Diesseits von Gut und Böse: Fast wie im Leben

Nr. 3 –

Wohnen Sie in einer WG, oder haben Sie mal in einer gewohnt? Mit mehr als sieben Personen? Wenn Sie darauf mit Nein antworten, haben Sie vielleicht trotzdem über den letzten «Tatort» aus Stuttgart gelacht, aber aus falschen Gründen. Denn ohne entsprechenden Hintergrund muss das erzählte Geschehen wie ein sozialanthropologisches Forschungsprojekt gewirkt haben.

Bei Menschen mit einschlägiger Erfahrung weckte der Film über eine Hausgemeinschaft widersprüchliche Emotionen: Die einen sahen ihr Lebensmodell lächerlich gemacht, die andern amüsierten sich über zwar parodierte, aber wohlbekannte Muster. Ich gehöre zur zweiten Gruppe.

Siebzehn Jahre meines Erwachsenenlebens verbrachte ich in verschiedensten WGs, in denen auch ganz unterschiedliche Weltanschauungen gelebt wurden – die Esoterikszene, wie in diesem «Tatort» porträtiert, gehörte nicht dazu. Von daher kann ich sagen: So wie hier war keine meiner WGs, und doch waren alle so.

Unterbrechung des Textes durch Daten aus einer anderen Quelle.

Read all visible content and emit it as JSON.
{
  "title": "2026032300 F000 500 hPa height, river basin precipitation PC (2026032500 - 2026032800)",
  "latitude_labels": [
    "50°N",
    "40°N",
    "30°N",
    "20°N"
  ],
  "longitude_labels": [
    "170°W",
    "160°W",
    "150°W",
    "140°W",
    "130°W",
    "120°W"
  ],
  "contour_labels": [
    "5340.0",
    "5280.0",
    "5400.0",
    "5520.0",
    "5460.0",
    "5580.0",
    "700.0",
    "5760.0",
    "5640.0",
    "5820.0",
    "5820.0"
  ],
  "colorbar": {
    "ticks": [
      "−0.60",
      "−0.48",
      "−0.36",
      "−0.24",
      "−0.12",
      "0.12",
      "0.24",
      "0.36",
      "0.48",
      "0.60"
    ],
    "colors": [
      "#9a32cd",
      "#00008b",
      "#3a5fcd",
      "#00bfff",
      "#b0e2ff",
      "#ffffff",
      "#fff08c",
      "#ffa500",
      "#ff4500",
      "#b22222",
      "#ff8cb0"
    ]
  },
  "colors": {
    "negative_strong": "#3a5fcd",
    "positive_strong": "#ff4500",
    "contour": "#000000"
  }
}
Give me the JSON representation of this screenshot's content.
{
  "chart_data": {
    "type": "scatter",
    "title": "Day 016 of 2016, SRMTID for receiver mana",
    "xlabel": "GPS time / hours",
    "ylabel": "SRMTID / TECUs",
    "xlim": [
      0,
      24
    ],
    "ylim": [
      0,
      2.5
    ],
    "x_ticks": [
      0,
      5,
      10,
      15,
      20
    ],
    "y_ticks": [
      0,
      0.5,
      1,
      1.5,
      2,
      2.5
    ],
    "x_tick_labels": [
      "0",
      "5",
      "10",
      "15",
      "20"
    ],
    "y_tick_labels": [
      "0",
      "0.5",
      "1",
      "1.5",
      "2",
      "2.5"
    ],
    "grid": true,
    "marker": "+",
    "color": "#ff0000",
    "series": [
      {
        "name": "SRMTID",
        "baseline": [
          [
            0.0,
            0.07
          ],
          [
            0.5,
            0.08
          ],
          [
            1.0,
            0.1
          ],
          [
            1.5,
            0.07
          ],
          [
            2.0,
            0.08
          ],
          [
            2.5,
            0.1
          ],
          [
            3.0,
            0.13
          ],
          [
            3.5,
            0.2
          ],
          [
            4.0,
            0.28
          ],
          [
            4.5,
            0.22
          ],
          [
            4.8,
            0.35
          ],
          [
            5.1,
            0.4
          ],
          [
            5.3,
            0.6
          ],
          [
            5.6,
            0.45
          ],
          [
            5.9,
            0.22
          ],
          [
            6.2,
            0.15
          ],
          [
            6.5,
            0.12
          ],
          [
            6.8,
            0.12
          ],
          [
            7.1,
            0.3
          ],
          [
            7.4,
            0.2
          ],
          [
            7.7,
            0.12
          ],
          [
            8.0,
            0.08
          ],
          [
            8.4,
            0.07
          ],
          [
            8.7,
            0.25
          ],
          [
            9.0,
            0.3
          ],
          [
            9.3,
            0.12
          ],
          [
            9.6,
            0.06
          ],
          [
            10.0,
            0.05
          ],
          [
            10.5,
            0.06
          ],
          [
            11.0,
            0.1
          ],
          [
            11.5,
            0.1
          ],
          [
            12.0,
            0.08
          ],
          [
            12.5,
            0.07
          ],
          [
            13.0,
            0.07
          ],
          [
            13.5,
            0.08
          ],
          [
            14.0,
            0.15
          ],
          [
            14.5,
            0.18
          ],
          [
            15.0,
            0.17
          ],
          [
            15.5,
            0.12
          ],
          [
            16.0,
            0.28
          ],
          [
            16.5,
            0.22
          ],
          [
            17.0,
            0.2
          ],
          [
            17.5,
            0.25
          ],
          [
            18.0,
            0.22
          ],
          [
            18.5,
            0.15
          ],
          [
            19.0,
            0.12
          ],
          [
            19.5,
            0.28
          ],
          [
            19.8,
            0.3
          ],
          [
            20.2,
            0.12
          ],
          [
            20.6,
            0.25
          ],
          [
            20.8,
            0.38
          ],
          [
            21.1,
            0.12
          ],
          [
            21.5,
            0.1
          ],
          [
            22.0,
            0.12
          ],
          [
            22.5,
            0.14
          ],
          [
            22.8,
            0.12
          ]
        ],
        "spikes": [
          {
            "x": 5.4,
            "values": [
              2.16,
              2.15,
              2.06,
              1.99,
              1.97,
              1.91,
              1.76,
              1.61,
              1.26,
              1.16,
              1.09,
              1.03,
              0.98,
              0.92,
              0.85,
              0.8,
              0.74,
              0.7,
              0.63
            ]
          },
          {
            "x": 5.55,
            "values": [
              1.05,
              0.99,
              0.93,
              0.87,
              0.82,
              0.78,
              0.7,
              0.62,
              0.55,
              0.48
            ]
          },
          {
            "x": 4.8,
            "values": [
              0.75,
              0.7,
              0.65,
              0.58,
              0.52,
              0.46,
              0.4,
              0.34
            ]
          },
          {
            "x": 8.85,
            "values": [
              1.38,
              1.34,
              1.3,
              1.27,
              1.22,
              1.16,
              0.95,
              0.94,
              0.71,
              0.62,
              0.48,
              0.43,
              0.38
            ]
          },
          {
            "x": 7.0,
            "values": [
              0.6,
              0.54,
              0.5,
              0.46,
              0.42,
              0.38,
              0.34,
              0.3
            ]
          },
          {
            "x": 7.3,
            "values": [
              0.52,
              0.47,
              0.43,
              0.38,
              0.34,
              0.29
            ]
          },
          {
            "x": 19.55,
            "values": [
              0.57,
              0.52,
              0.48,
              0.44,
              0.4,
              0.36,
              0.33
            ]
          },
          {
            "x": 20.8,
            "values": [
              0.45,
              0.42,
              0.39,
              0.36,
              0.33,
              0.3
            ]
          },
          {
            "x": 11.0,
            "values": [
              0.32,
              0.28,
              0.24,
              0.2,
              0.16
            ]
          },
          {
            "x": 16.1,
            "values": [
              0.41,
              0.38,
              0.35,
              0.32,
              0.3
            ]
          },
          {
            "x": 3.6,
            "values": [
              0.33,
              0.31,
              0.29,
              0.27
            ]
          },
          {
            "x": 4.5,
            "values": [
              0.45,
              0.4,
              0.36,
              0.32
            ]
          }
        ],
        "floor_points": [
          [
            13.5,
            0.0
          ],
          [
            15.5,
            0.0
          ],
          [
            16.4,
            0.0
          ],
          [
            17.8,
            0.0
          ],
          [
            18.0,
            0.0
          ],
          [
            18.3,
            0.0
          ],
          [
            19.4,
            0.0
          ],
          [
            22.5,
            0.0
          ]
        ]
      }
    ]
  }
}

Neben der konkreten Geschichte zeigte der «Tatort» nämlich das, was immer da ist: die Hoffnung, bürgerlich kapitalistischen Zwängen zu entgehen; die Entdeckung, dass das nicht einfach ist; das Bemühen, Konflikte möglichst aggressionsfrei auszudiskutieren; die Machtkämpfe, die sich an Haushaltsfragen aufhängen; dazu Eifersucht, Liebe und Klatsch.

Mein Fazit: ein wunderbarer Film, zeitweise wie Reality-TV und bis in kleinste Details liebevoll gemacht, manchmal zum Totlachen, manchmal auch schwer auszuhalten. Aber eine Alters-WG ziehe ich derzeit nicht in Betracht.